Hedge funds are institutions which invest in risky assets for high returns and are ready exit any market on the basis of unpalatable information.

The financial expert further pointed to a decline in farm inputs as well as spiralling food and oil prices.

He has proposed that the government adopts economic expansion as a way to contain prolonged recession, by among others, lowering interest rates.

“The Central Bank has already reduced the cash ratio for commercial banks from six percent to five percent…..I however contend that this is not enough,” said Mr Mbaru, who argued that the ratio should have been reduced by three percent.

“This would have enabled overall interest rates to come down,” he stressed. “With low interest rates you can rejuvenate investments particularly in the manufacturing sector, the construction sector and housing sector as well.”

Lower interest rates can also spur growth at the Nairobi Stock Exchange, he said.

Mr Mbaru has further proposed that the government invests Sh41 billion, the equivalent of what it divested with the privatisation of Safaricom.
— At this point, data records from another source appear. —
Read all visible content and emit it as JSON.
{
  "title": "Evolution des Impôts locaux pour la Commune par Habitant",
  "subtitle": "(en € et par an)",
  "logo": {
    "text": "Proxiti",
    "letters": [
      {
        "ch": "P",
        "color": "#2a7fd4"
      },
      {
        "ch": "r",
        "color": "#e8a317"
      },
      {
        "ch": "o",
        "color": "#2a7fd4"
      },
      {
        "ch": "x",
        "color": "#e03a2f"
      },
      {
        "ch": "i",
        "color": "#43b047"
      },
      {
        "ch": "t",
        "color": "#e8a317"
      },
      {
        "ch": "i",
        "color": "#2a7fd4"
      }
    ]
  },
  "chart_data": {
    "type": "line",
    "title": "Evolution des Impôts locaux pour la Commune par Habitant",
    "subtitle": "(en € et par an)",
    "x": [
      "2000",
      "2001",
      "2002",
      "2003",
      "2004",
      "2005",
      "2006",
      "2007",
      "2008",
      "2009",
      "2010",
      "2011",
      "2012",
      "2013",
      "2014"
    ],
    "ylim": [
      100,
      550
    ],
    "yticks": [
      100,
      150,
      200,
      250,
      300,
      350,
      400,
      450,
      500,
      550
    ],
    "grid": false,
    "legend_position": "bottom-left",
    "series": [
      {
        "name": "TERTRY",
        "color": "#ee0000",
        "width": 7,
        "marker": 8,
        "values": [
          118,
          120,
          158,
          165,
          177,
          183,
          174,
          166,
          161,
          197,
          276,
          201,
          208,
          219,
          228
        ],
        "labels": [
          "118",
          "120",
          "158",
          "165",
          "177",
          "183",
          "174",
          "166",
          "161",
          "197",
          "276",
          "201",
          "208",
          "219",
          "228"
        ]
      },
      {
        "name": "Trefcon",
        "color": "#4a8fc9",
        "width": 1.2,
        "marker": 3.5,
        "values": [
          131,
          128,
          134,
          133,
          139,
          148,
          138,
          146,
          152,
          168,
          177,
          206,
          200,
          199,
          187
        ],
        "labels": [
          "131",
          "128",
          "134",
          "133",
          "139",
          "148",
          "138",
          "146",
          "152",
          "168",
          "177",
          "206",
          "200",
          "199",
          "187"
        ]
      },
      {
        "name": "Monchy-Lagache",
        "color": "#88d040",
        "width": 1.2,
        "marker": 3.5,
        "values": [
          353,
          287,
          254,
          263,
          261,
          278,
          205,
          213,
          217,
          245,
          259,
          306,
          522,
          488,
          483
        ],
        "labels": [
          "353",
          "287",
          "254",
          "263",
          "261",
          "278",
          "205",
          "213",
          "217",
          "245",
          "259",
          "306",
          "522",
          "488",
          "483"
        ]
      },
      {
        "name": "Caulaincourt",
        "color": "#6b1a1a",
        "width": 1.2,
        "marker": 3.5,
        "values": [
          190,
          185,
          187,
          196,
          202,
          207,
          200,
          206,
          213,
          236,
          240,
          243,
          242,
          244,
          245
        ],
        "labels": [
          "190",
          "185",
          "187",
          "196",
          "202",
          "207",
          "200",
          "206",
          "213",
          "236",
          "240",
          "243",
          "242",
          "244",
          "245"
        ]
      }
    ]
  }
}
“This the government can do by either acquiring from the market a substantial portion of the float of Safaricom shares (maybe 30 percent) on the NSE or by asking Central Bank or NSSF to acquire a substantial portion of Safaricom shares and other type of shares from the market,” he said.

This way, he added, additional liquidity will be injected into the market.

Mr Mbaru, who is also Chairman of Dyer and Blair Investment Bank, has also proposed ‘unorthodox’ approaches to contain prolonged recession. They include lending about US$400 million to Rwanda, Burundi, Uganda and Southern Sudan to buy Kenyan manufactured goods and services.

“Such exports would stimulate the Kenyan economy,” he argued. “The government can borrow such funds from Central Banks by issuing long dated Dollar dominated bonds.”

A fourth way of helping Kenya escape a major recession, continued Mr Mbaru, is for Nairobi City Council to demand that all houses in the City get connected to the sewer lines. The ensuing contracts would stimulate growth.